なにしろ読んだのが、小学校の頃、40年以上前になるので、
細部も、ここに引用されている「セリフ」も覚えていないなぁ~。
でも、今、今だからこそ読むと、また面白いんだろうな、と思う。

今一番の贅沢が「小説を読む時間」と「(クラシックの)スコア(楽譜)を読む時間」かな。
実は、6月に帰省した折、実家の本棚にあった、
(いつどうやって買ったのかも覚えていない。
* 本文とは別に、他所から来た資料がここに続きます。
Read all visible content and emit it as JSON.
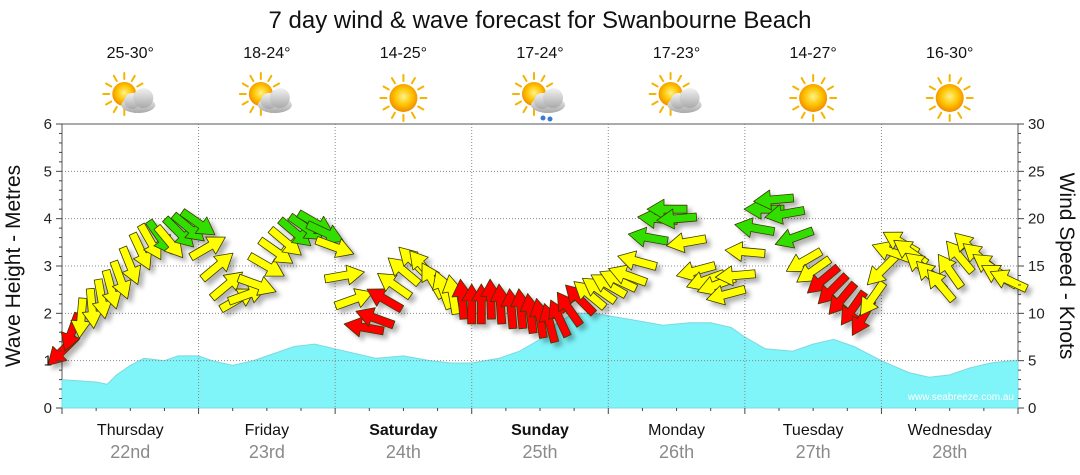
{
  "chart_data": {
    "type": "area",
    "title": "7 day wind & wave forecast for Swanbourne Beach",
    "y_left_label": "Wave Height - Metres",
    "y_right_label": "Wind Speed - Knots",
    "y_left_range": [
      0,
      6
    ],
    "y_right_range": [
      0,
      30
    ],
    "y_left_ticks": [
      "0",
      "1",
      "2",
      "3",
      "4",
      "5",
      "6"
    ],
    "y_right_ticks": [
      "0",
      "5",
      "10",
      "15",
      "20",
      "25",
      "30"
    ],
    "days": [
      {
        "name": "Thursday",
        "date": "22nd",
        "temp": "25-30°",
        "icon": "partly-cloudy-icon",
        "weekend": false
      },
      {
        "name": "Friday",
        "date": "23rd",
        "temp": "18-24°",
        "icon": "partly-cloudy-icon",
        "weekend": false
      },
      {
        "name": "Saturday",
        "date": "24th",
        "temp": "14-25°",
        "icon": "sunny-icon",
        "weekend": true
      },
      {
        "name": "Sunday",
        "date": "25th",
        "temp": "17-24°",
        "icon": "showers-icon",
        "weekend": true
      },
      {
        "name": "Monday",
        "date": "26th",
        "temp": "17-23°",
        "icon": "partly-cloudy-icon",
        "weekend": false
      },
      {
        "name": "Tuesday",
        "date": "27th",
        "temp": "14-27°",
        "icon": "sunny-icon",
        "weekend": false
      },
      {
        "name": "Wednesday",
        "date": "28th",
        "temp": "16-30°",
        "icon": "sunny-icon",
        "weekend": false
      }
    ],
    "wave_series": {
      "name": "Wave height",
      "color": "#7ff4f9",
      "t": [
        0,
        0.25,
        0.33,
        0.4,
        0.5,
        0.6,
        0.75,
        0.85,
        1.0,
        1.1,
        1.25,
        1.4,
        1.55,
        1.7,
        1.85,
        2.0,
        2.15,
        2.3,
        2.5,
        2.7,
        2.85,
        3.0,
        3.2,
        3.35,
        3.5,
        3.6,
        3.75,
        3.9,
        4.0,
        4.2,
        4.4,
        4.6,
        4.75,
        4.9,
        5.0,
        5.15,
        5.35,
        5.5,
        5.65,
        5.8,
        6.0,
        6.2,
        6.35,
        6.5,
        6.65,
        6.8,
        6.95,
        7.0
      ],
      "values": [
        0.6,
        0.55,
        0.5,
        0.7,
        0.9,
        1.05,
        1.0,
        1.1,
        1.1,
        1.0,
        0.9,
        1.0,
        1.15,
        1.3,
        1.35,
        1.25,
        1.15,
        1.05,
        1.1,
        1.0,
        0.95,
        0.95,
        1.05,
        1.2,
        1.45,
        1.75,
        2.0,
        2.0,
        1.95,
        1.85,
        1.75,
        1.8,
        1.8,
        1.7,
        1.5,
        1.25,
        1.2,
        1.35,
        1.45,
        1.3,
        1.0,
        0.75,
        0.65,
        0.7,
        0.85,
        0.95,
        1.0,
        1.0
      ]
    },
    "wind_series": {
      "name": "Wind speed",
      "t": [
        0.0,
        0.07,
        0.14,
        0.22,
        0.29,
        0.36,
        0.43,
        0.5,
        0.58,
        0.65,
        0.72,
        0.79,
        0.86,
        0.93,
        1.0,
        1.07,
        1.14,
        1.21,
        1.29,
        1.36,
        1.43,
        1.5,
        1.57,
        1.64,
        1.71,
        1.79,
        1.86,
        1.93,
        2.0,
        2.07,
        2.14,
        2.21,
        2.29,
        2.36,
        2.43,
        2.5,
        2.57,
        2.64,
        2.71,
        2.79,
        2.86,
        2.93,
        3.0,
        3.07,
        3.14,
        3.21,
        3.29,
        3.36,
        3.43,
        3.5,
        3.57,
        3.64,
        3.71,
        3.79,
        3.86,
        3.93,
        4.0,
        4.07,
        4.14,
        4.21,
        4.29,
        4.36,
        4.43,
        4.5,
        4.57,
        4.64,
        4.71,
        4.79,
        4.86,
        4.93,
        5.0,
        5.07,
        5.14,
        5.21,
        5.29,
        5.36,
        5.43,
        5.5,
        5.57,
        5.64,
        5.71,
        5.79,
        5.86,
        5.93,
        6.0,
        6.07,
        6.14,
        6.21,
        6.29,
        6.36,
        6.43,
        6.5,
        6.57,
        6.64,
        6.71,
        6.79,
        6.86,
        6.93
      ],
      "values": [
        6.0,
        8.0,
        9.5,
        10.5,
        11.5,
        12.5,
        13.5,
        15.0,
        16.5,
        17.5,
        18.0,
        17.5,
        18.5,
        19.0,
        19.5,
        17.0,
        15.0,
        13.0,
        11.5,
        12.0,
        13.0,
        15.0,
        16.5,
        17.5,
        18.5,
        19.0,
        19.5,
        18.5,
        17.0,
        14.0,
        11.5,
        8.5,
        9.5,
        11.5,
        13.0,
        14.5,
        15.5,
        15.0,
        13.5,
        12.5,
        12.0,
        11.5,
        11.0,
        11.0,
        11.5,
        11.0,
        10.5,
        10.5,
        10.0,
        9.5,
        9.0,
        9.5,
        10.5,
        11.5,
        12.0,
        12.5,
        13.0,
        13.5,
        14.0,
        15.5,
        18.0,
        20.0,
        21.0,
        20.0,
        17.5,
        14.5,
        13.5,
        13.0,
        12.0,
        14.0,
        16.5,
        19.0,
        21.0,
        22.0,
        20.5,
        18.0,
        15.5,
        14.5,
        13.5,
        12.5,
        11.5,
        10.5,
        9.5,
        11.5,
        14.5,
        16.5,
        17.5,
        16.5,
        15.0,
        14.0,
        13.0,
        14.5,
        16.0,
        17.0,
        16.0,
        15.0,
        14.0,
        13.5
      ],
      "directions_deg": [
        135,
        110,
        95,
        85,
        80,
        75,
        70,
        68,
        65,
        60,
        55,
        50,
        45,
        40,
        35,
        330,
        320,
        320,
        330,
        340,
        20,
        30,
        35,
        40,
        40,
        35,
        30,
        25,
        20,
        350,
        340,
        190,
        200,
        210,
        215,
        220,
        225,
        230,
        240,
        250,
        260,
        265,
        270,
        270,
        268,
        266,
        265,
        264,
        262,
        260,
        255,
        245,
        235,
        225,
        220,
        215,
        210,
        205,
        200,
        195,
        190,
        185,
        180,
        175,
        170,
        165,
        160,
        160,
        165,
        175,
        185,
        190,
        180,
        175,
        170,
        160,
        150,
        145,
        140,
        135,
        130,
        125,
        120,
        125,
        135,
        200,
        210,
        215,
        220,
        225,
        230,
        235,
        230,
        225,
        220,
        215,
        210,
        205
      ],
      "color_scale": {
        "light": "#ffff00",
        "moderate": "#33dd00",
        "strong": "#ff0000"
      }
    },
    "watermark": "www.seabreeze.com.au",
    "grid": true
  }
}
80年代後半?)
『クリスチィ短編全集2』『同3』(創元推理文庫)
を持ってきたのだったが、果たして完読はいつの日か、、、。

ちなみに、
内田樹と甲野善紀先生との共著
『身体を通して時代を読む』
が(文春)文庫化されるとの由。
(『随感録』8月7日付)
http://www.shouseikan.com/zuikan1008.htm
買わねばのむすめである☆

その前の「8月3日」なども是非読んでみて下さい。
(私、その号「立ち読み」)
ちなみに、西洋栄養おばさんの採点は「79点」
ま、「西洋(『栄養学』)依存的判断」から言うと、そんなとこだろうな。
「だからなにexclamation & question」って感じだけどね。